Nonostante tutto, insomma, viva l’Europa. Nonostante la sua debolezza interna, nonostante l’autolesionismo, nonostante il mortificante comportamento sulla guerra della Turchia ad un popolo curdo a cui dovremmo essere solo grati. Anche al netto della Brexit, sarebbe davvero ora di capire quanto l’unione sia importante, soprattutto per i soci più fragili, Italia compresa. La sbornia anti europea sembra in verità attenuata, le sciocchezze sui numerini di Bruxelles non si sentono più. Salvini è arrivato addirittura a definire «irreversibile» l’euro, anche se la conversione 5 Stelle non è dovuta a cultura politica, se mai alla cinica convenienza su cui si regge la nuova coalizione. Chissà se davvero il sovranismo, anacronistico nel mondo dei grandi numeri, passerà di moda. Alle elezioni di maggio è stato sonoramente battuto e vince ancora in Polonia e Ungheria con i soldi di Bruxelles, ma nelle città di Varsavia, Cracovia e persino a Budapest prevalgono forze europeiste.E poi ci sono gli esempi illuminanti della Grecia e del Portogallo, che hanno votato da poco, su cui non si riflette abbastanza, e che stanno oggi meglio di questa Italia ancora malmostosa.

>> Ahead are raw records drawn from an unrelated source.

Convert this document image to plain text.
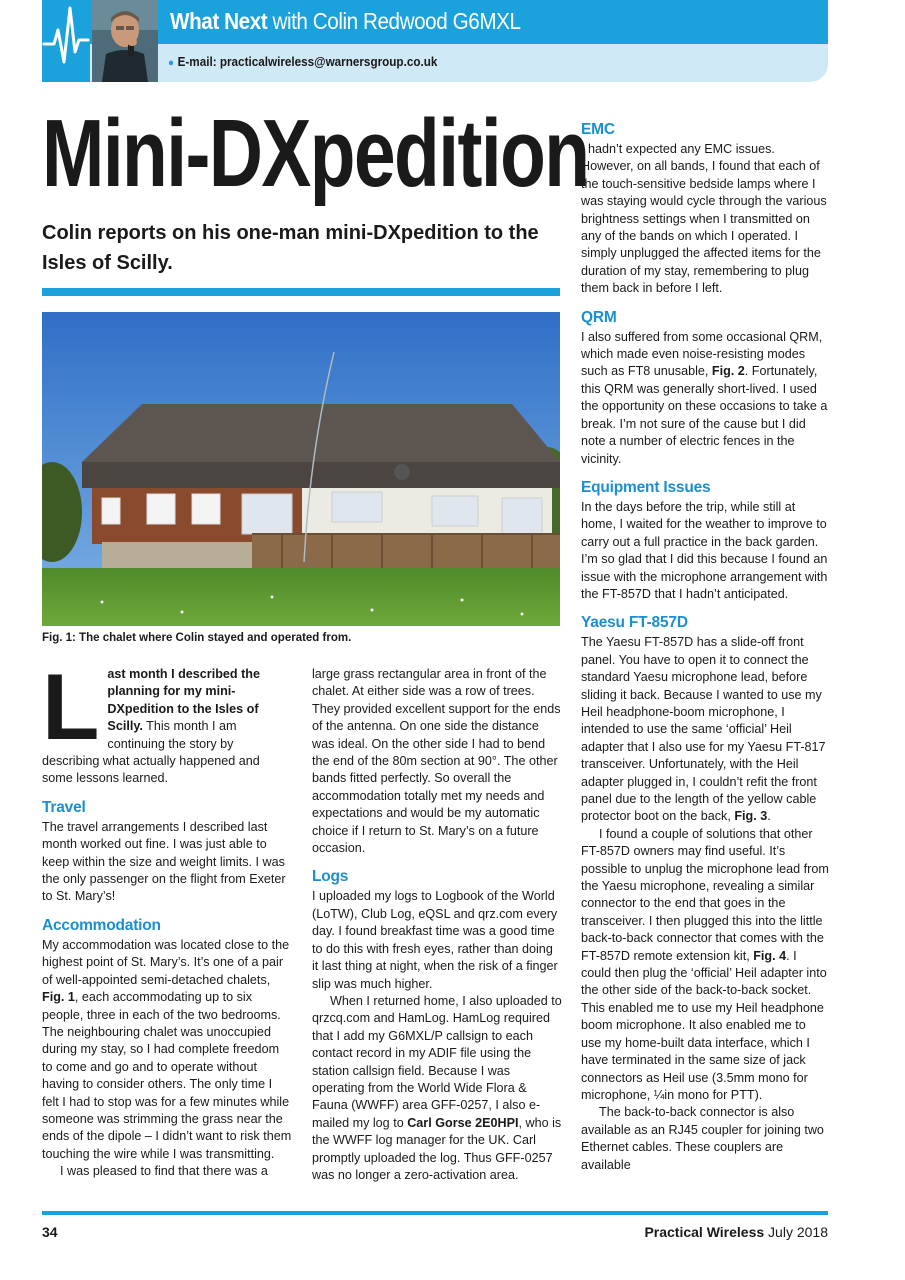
What Next with Colin Redwood G6MXL
● E-mail: practicalwireless@warnersgroup.co.uk
Mini-DXpedition

Colin reports on his one-man mini-DXpedition to the Isles of Scilly.

Fig. 1: The chalet where Colin stayed and operated from.

Last month I described the planning for my mini-DXpedition to the Isles of Scilly. This month I am continuing the story by describing what actually happened and some lessons learned.

Travel

The travel arrangements I described last month worked out fine. I was just able to keep within the size and weight limits. I was the only passenger on the flight from Exeter to St. Mary’s!

Accommodation

My accommodation was located close to the highest point of St. Mary’s. It’s one of a pair of well-appointed semi-detached chalets, Fig. 1, each accommodating up to six people, three in each of the two bedrooms. The neighbouring chalet was unoccupied during my stay, so I had complete freedom to come and go and to operate without having to consider others. The only time I felt I had to stop was for a few minutes while someone was strimming the grass near the ends of the dipole – I didn’t want to risk them touching the wire while I was transmitting.

I was pleased to find that there was a

large grass rectangular area in front of the chalet. At either side was a row of trees. They provided excellent support for the ends of the antenna. On one side the distance was ideal. On the other side I had to bend the end of the 80m section at 90°. The other bands fitted perfectly. So overall the accommodation totally met my needs and expectations and would be my automatic choice if I return to St. Mary’s on a future occasion.

Logs

I uploaded my logs to Logbook of the World (LoTW), Club Log, eQSL and qrz.com every day. I found breakfast time was a good time to do this with fresh eyes, rather than doing it last thing at night, when the risk of a finger slip was much higher.

When I returned home, I also uploaded to qrzcq.com and HamLog. HamLog required that I add my G6MXL/P callsign to each contact record in my ADIF file using the station callsign field. Because I was operating from the World Wide Flora & Fauna (WWFF) area GFF-0257, I also e-mailed my log to Carl Gorse 2E0HPI, who is the WWFF log manager for the UK. Carl promptly uploaded the log. Thus GFF-0257 was no longer a zero-activation area.

EMC

I hadn’t expected any EMC issues. However, on all bands, I found that each of the touch-sensitive bedside lamps where I was staying would cycle through the various brightness settings when I transmitted on any of the bands on which I operated. I simply unplugged the affected items for the duration of my stay, remembering to plug them back in before I left.

QRM

I also suffered from some occasional QRM, which made even noise-resisting modes such as FT8 unusable, Fig. 2. Fortunately, this QRM was generally short-lived. I used the opportunity on these occasions to take a break. I’m not sure of the cause but I did note a number of electric fences in the vicinity.

Equipment Issues

In the days before the trip, while still at home, I waited for the weather to improve to carry out a full practice in the back garden. I’m so glad that I did this because I found an issue with the microphone arrangement with the FT-857D that I hadn’t anticipated.

Yaesu FT-857D

The Yaesu FT-857D has a slide-off front panel. You have to open it to connect the standard Yaesu microphone lead, before sliding it back. Because I wanted to use my Heil headphone-boom microphone, I intended to use the same ‘official’ Heil adapter that I also use for my Yaesu FT-817 transceiver. Unfortunately, with the Heil adapter plugged in, I couldn’t refit the front panel due to the length of the yellow cable protector boot on the back, Fig. 3.

I found a couple of solutions that other FT-857D owners may find useful. It’s possible to unplug the microphone lead from the Yaesu microphone, revealing a similar connector to the end that goes in the transceiver. I then plugged this into the little back-to-back connector that comes with the FT-857D remote extension kit, Fig. 4. I could then plug the ‘official’ Heil adapter into the other side of the back-to-back socket. This enabled me to use my Heil headphone boom microphone. It also enabled me to use my home-built data interface, which I have terminated in the same size of jack connectors as Heil use (3.5mm mono for microphone, ¼in mono for PTT).

The back-to-back connector is also available as an RJ45 coupler for joining two Ethernet cables. These couplers are available

34	Practical Wireless July 2018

La Grecia provò a fare il suo referendum (mai però contro l’Europa e tanto meno l’euro), ma poi il leader protopopulista Tzipras finì per rimangiarsi tutto e accettare le direttive di Bruxelles, ricuperando così la strada virtuosa, pagando anche i meriti con il passaggio al governo Mitsotakis, fieramente europeista e liberale. Il popolo ha sofferto per le truffe governative precedenti e la Grecia ha dovuto cedere beni pubblici a tedeschi e cinesi, ma oggi è tornata ad avere una speranza. Ancor più netto l’insegnamento che viene da Lisbona. Era allo stremo, quando subì l’umiliazione dell’arrivo della troika in cambio di 70 miliardi di aiuti europei. Ha confermato poche settimane fa un governo di sinistra che ha fatto riforme dure e solide manovre espansive migliori delle vaghezze giallorosse, il Pil cresce quasi del 2%, e il debito pubblico è rosicchiato da anni di avanzo primario del 3%. Lo spread che da noi si muove ancora attorno a quota 150, per il Portogallo è di 66 punti, in gara con quelli della Spagna, cioè attorno alla metà dei nostri. L’Europa conviene, insomma, proprio a chi è più in difficoltà. Come noi, che non cresciamo da 20 anni, e abbiamo azzerato l’1,7% a cui eravamo arrivati due anni fa.